頭一つ高い位置から見つめる強い瞳が、勇吹を見据えた。
「ボクとご主人様は、どうなっても離れることはないですの!」
「そっか、契約が――」
「――契約なんて関係ないのですよ! ボクがご主人様を認めたから一緒にいるのです。最初はご主人様のことが分からないことばかりだったのですが、今は心の底から信頼しているのです。安心するのです、ボクはどんなご主人様でも一緒にいるのですよ」
ゼナイダは勇吹を優しく抱き寄せる。ゼナイダの胸元に引き寄せられた勇吹は、ゼナイダの普通の女の子のような優しい温もりと甘い香りに落ち着くような恥ずかしいような気持ちになる。
「俺、ゼナイダを傷つけるかもしれない……。他の誰かを守るために、ゼナイダを傷つけるかもしれないよ」
よしよし、とゼナイダは勇吹の頭を撫でる。
やっと吐き出すことのできた弱音に、勇吹は溢れかける涙を我慢する。
「構わないですの。そういう時は、ご主人様も一緒に傷ついてくれるのでしょう? それなら、怖いものはないと言い切れるのです。……ご主人様は、多くの人を守りたいと思っているのですのね」
胸の内の葛藤を優しく撫でられたように、勇吹は力いっぱい泣きわめきたい気持ちにもなる。

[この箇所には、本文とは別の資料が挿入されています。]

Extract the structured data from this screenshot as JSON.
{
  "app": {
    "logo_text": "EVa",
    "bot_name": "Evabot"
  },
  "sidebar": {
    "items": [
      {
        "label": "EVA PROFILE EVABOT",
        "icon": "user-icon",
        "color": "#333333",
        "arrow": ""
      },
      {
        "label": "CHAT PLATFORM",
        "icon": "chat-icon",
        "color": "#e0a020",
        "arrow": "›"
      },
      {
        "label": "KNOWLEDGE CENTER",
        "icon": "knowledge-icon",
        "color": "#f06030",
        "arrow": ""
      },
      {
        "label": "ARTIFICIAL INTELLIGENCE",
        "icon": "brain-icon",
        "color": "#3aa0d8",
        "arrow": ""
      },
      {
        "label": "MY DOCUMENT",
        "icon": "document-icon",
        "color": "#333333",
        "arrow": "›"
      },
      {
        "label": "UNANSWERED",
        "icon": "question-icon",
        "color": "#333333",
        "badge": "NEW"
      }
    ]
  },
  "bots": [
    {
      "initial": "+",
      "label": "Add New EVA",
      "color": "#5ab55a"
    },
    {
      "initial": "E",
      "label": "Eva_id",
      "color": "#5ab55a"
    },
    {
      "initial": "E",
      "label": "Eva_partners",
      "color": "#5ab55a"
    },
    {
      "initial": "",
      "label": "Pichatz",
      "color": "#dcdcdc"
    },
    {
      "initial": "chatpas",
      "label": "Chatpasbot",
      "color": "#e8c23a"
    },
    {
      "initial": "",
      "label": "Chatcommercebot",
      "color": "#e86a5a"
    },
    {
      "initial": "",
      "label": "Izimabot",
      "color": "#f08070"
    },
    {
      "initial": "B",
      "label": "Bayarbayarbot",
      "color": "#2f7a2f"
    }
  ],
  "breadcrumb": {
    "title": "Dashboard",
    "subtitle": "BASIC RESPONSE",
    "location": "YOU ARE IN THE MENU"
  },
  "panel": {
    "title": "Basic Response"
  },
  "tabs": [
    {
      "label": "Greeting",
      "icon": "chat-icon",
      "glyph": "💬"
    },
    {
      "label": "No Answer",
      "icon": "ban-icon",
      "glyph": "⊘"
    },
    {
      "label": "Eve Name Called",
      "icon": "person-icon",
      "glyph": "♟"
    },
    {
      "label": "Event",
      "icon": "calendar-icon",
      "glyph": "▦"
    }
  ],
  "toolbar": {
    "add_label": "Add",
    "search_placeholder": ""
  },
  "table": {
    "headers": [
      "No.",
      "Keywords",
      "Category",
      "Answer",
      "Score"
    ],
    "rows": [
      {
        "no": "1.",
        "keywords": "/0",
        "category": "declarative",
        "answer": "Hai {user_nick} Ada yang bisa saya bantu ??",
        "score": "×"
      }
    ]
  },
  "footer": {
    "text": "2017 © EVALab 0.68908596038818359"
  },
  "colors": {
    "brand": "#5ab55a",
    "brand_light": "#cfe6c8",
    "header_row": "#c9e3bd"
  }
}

「……うん、守りたい。このカモミールの人達も守りたいけど、闘技場の様子とか街の風景を見ていたら……。俺には、多くの人を助ける力があるのに、そこから目を逸らしていいのかなってさ……」
ゼナイダの声はどこまでも優しく、一声一声が心を優しく包んでくれるように温かい。
「それなら、守るのですよ。ボク達には、それだけの力があるのです。大丈夫ですの、きっと一人にはさせないのです」
「ゼナイダ……。俺、失って、後悔してから、救うのは嫌だ」
勇吹は涙で濡れた顔でゼナイダを見上げた。そこには、母性を感じさせる笑顔のゼナイダがいた。
「それなら、行くのです。何百、何千という悲劇を二人で喜劇に変えるのです。失う前に守るのです。傷つく前に壊すのです。守られる前に救うのです。……どんなに暗い夜でも、ご主人様と共に歩くのはボクなのですよ」
「……ありがとう」
それだけ告げれば勇吹は、今までに抱えていた重みも一人では苦しすぎた悲しみをゼナイダに吐き出せば声を上げて泣いた。
――そうして、勇吹は正式に魔導師となる道を選んだ。